Weekly Report on Viruses and Intruders – Mydoom AO/AM and Gaobot DAC/CYK
Mydoom.AO appeared midweek and has the capacity to spread much more rapidly and widely than the majority of computer viruses. The reason for this is that it uses Google, Altavista, Yahoo and Lycos to search for email addresses to which to send itself. In order to trick users, it sends out emails that that pass themselves off as mail delivery error messages.
The email messages carrying Mydoom.AO include and attachment -which contains the worm’s code- with one of the following extensions: ZIP, COM, SCR, EXE, PIF, BAT or CMD. If the user runs the attached file, the worm will create several copies of itself on the affected computer under the name JAVA.EXE, and look for email address in the Windows address book, in temporary Internet files and in files with the certain extensions. Then it selects the domain names of the addresses it has collected and enters them as a search term in Google, Altavista, Yahoo and Lycos. Then Mydoom.AO sends itself out to all the addresses found. This worm also creates several entries in the Windows Registry in order to ensure that it is run whenever the affected computer is started up.
The second variant of Mydoom in today’s report is AM, which spreads in email messages with variable characteristics and through the peer-to-peer (P2P) file sharing programs KaZaA, Morpheus, eDonkey2000, iMesh and LimeWare.
In the computers it infects, Mydoom.AM ends the processes belonging to certain security tools, such as several antivirus programs and firewalls, leaving the affected computer vulnerable to the attack of other malware. This worm also modifies the HOSTS file, in order to prevent access to the websites of several antivirus companies and ends the processes belonging to other worms, such as Netsky, Bagle, Sobig and Blaster.

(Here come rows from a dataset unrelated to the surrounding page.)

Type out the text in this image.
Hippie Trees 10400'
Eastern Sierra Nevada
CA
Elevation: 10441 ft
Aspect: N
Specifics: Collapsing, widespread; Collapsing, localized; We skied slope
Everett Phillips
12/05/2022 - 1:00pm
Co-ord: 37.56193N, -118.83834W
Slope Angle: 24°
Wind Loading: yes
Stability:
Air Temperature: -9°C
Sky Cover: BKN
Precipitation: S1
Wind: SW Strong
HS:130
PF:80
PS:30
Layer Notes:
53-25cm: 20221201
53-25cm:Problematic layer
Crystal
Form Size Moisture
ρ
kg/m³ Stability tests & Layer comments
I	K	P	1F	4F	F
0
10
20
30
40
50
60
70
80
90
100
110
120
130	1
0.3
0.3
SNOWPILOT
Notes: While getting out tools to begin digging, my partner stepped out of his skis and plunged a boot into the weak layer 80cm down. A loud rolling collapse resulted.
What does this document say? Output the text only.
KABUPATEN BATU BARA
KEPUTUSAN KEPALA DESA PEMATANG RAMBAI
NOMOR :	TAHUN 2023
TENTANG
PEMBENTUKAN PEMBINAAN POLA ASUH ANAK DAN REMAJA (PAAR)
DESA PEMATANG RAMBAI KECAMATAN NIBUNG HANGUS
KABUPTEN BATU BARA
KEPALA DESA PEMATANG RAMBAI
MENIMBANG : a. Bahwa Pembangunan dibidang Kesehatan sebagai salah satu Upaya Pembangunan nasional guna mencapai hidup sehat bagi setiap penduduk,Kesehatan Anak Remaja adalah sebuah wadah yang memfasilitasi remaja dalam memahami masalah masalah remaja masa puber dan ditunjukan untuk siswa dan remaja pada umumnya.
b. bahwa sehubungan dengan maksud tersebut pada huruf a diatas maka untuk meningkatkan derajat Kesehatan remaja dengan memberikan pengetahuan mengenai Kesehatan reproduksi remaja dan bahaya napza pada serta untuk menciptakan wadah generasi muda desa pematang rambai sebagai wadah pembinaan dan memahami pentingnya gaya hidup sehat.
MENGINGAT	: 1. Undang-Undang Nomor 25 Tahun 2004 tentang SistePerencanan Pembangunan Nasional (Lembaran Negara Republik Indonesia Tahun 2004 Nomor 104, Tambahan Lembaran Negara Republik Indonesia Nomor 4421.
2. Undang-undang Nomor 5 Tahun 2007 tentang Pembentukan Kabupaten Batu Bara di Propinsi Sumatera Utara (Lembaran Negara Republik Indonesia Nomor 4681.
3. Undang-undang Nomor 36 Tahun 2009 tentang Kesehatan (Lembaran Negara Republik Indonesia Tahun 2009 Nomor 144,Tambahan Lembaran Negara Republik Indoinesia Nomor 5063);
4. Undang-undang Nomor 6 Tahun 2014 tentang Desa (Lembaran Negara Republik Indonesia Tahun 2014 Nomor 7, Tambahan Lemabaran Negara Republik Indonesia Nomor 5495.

Gaobot.DAC and Gaobot.CYX are two worms that use several means of propagation, including the follow:
– They make copies of themselves in the shared network resources they manage to accesses.
– To spread across the Internet, they exploit security flaws, like the LSASS and RPC DCOM vulnerabilities, for which Microsoft has already released the patches that fix them.
The DAC and CYX variants of Gaobot have backdoor characteristics that allows hackers to gain remote control over the affected computer and carry out actions such as executing commands, downloading and running files, logging keystrokes, stealing different information from the computer, launching Distributed Denial of Service (DDoS) attacks, etc.
We are going to finish this week’s report with Bropia.J, a worm that spreads via MSN Messenger. When it is run, this malicious code tries to display an HTML page that contains a link to a certain web page in order to display an image. Bropia.J also prevents the user from accessing the Task Manager and the Windows Registry Editor (REGEDIT.EXE file).